Visando auxiliar ainda mais a faina da turba de usuários, os Sysops (monarcas, donos e operadores dos BBS's) estão oferecendo novas e sofisticadas "portas" em seus sistemas, facilitando o processamento off-line de mensagens. Explicando as "portas": um BBS é na verdade um programa gerenciador que roda no micro do Sysop. É esse programa que atende sua chamada e lhe coloca em contato com as diferentes "salas" do BBS - menus, teleconferências, áreas de mensagens e bancos de arquivos. Diversos programas gerenciadores de BBS existem no mercado, dentre os quais destacam-se PCBoard, QuickBBS, Remote Access, WildCAT, RBBS, R&R System e MBBS. Pois bem, uma "porta" é um sub-programa que roda associado a um desses gerenciadores de BBS, oferecendo uma nova facilidade qualquer. No caso do processamento off-line de mensagens, o gerenciador PCBoard pode executar com a porta QMAIL, atualmente oferecida pelo Sysop Eduardo Haddad do Eureka BBS. Outro exemplo é a porta RAMail, que roda sob o gerenciador Remote Access, oferecida pelo Sysop Charles Miranda do Hot-Line Club BBS em sua nova e espetacular fase de funcionamento. O usuário acessa o BBS, invoca uma destas portas e é capaz de receber de forma comprimida e otimizada um pacote contendo todas as novidades surgidas desde sua última conexão, incluindo mensagens e listas de arquivos. Após haver devidamente digerido este pacote, o usuário volta a se conectar com o BBS e, através da mesma porta, entrega ao sistema um novo pacote contendo as respostas às mensagens que lhe foram endereçadas.
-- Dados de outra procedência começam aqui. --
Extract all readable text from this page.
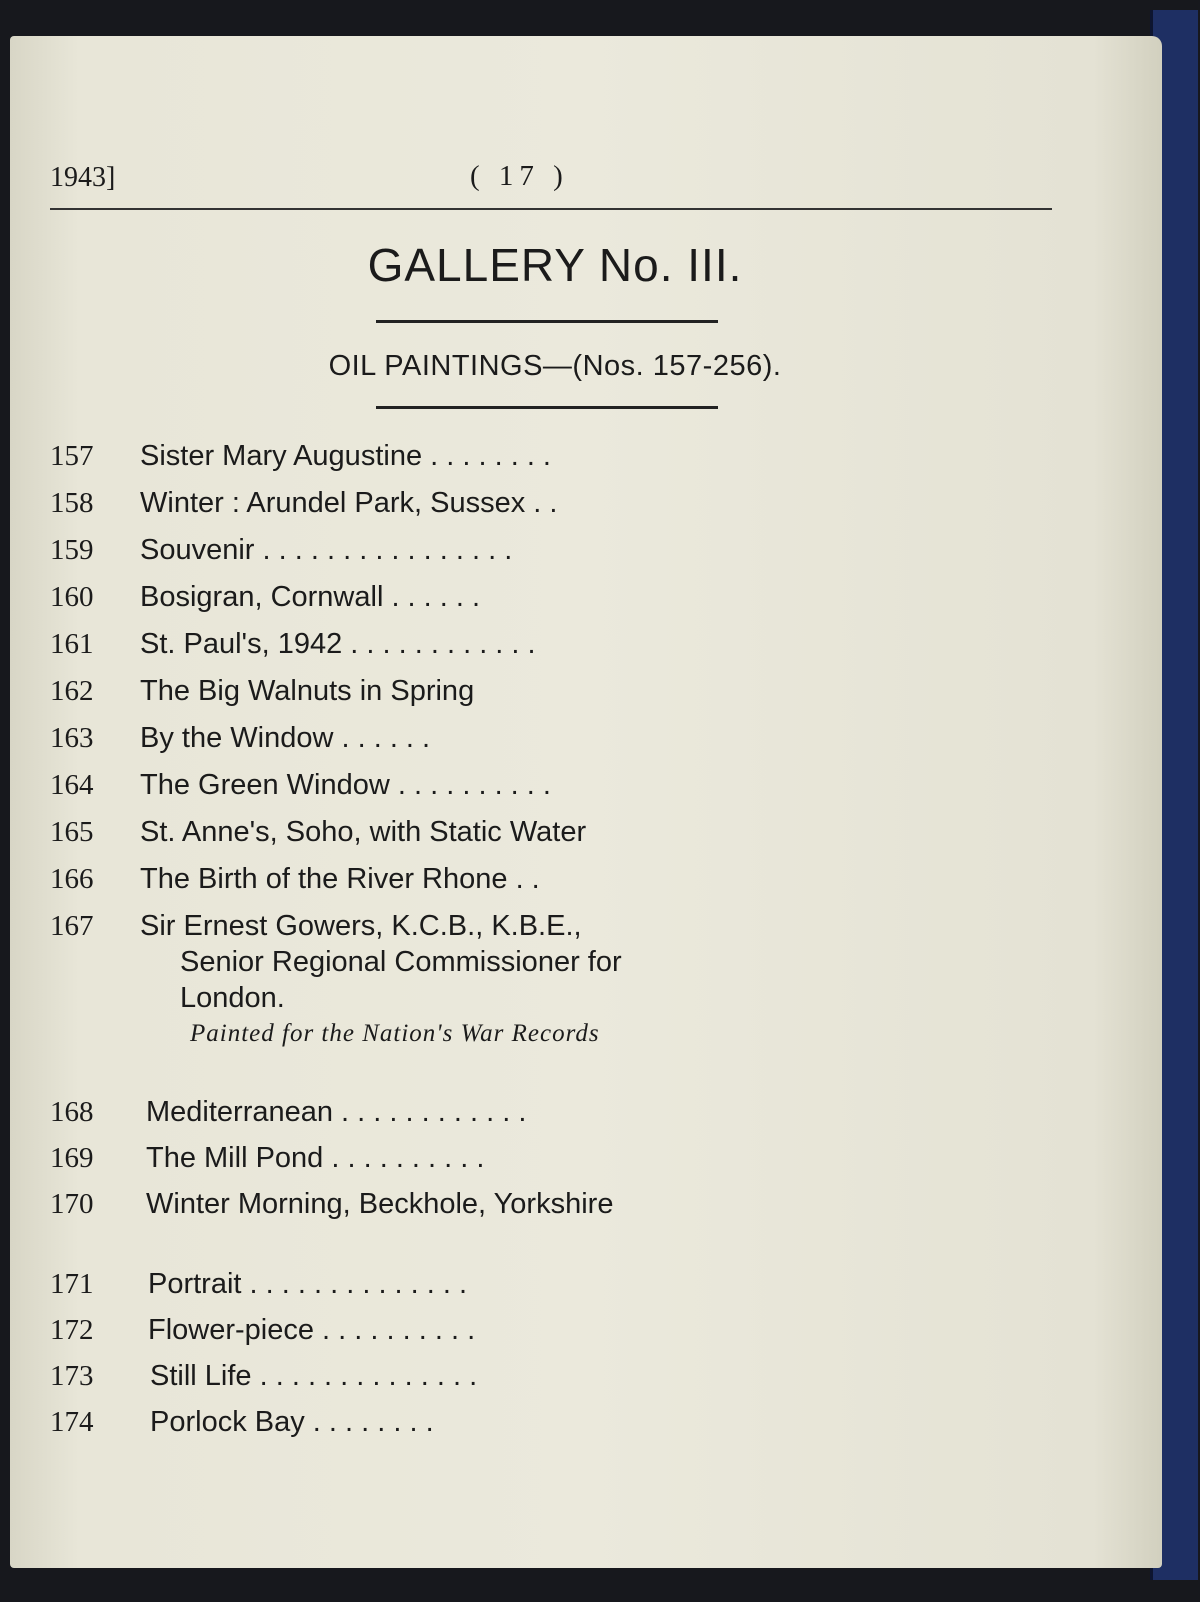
1943]	( 17 )
GALLERY No. III.
OIL PAINTINGS—(Nos. 157-256).
157 Sister Mary Augustine . . . . . . . .
158 Winter : Arundel Park, Sussex . .
159 Souvenir . . . . . . . . . . . . . . . .
160 Bosigran, Cornwall . . . . . .
161 St. Paul's, 1942 . . . . . . . . . . . .
162 The Big Walnuts in Spring
163 By the Window . . . . . .
164 The Green Window . . . . . . . . . .
165 St. Anne's, Soho, with Static Water
166 The Birth of the River Rhone . .
167 Sir Ernest Gowers, K.C.B., K.B.E.,
Senior Regional Commissioner for
London.
Painted for the Nation's War Records
168 Mediterranean . . . . . . . . . . . .
169 The Mill Pond . . . . . . . . . .
170 Winter Morning, Beckhole, Yorkshire
171 Portrait . . . . . . . . . . . . . .
172 Flower-piece . . . . . . . . . .
173 Still Life . . . . . . . . . . . . . .
174 Porlock Bay . . . . . . . .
Para tornar a vida do usuário um verdadeiro mar de rosas, podem ser obtidos nos BBS sistemas completos para leitura-resposta de mensagens. Tais sistemas recebem os pacotes gerados pelas portas dos BBS's e oferecem ao usuário um vasto leque de possibilidades de processamento de mensagens, invocando o editor de textos costumeiramente em uso pelo micreiro. Estes mesmos sistemas preparam o pacote que vai retornar ao BBS. Os mais famosos sistemas deste tipo em nossas plagas são o EZ-READER (trocadilho em inglês com a expressão "easy-reader"), o DELUXE2 e, mais recentemente o SLMR ("Silly Little Mail Reader", ou melhor, "leitor de mensagens pequeno e idiota"). Este último causou uma verdadeira comoção na comunidade BBSzeira, pois tanto o Eureka quanto o Hot-Line geram pacotes digeríveis pelo SLMR. Pode-se mesmo dizer que, juntamente com as novas portas oferecidas pelos BBB's, o SLMR foi o causador do atual gigantesco surto de adeptos off-linistas da BBS-Mania.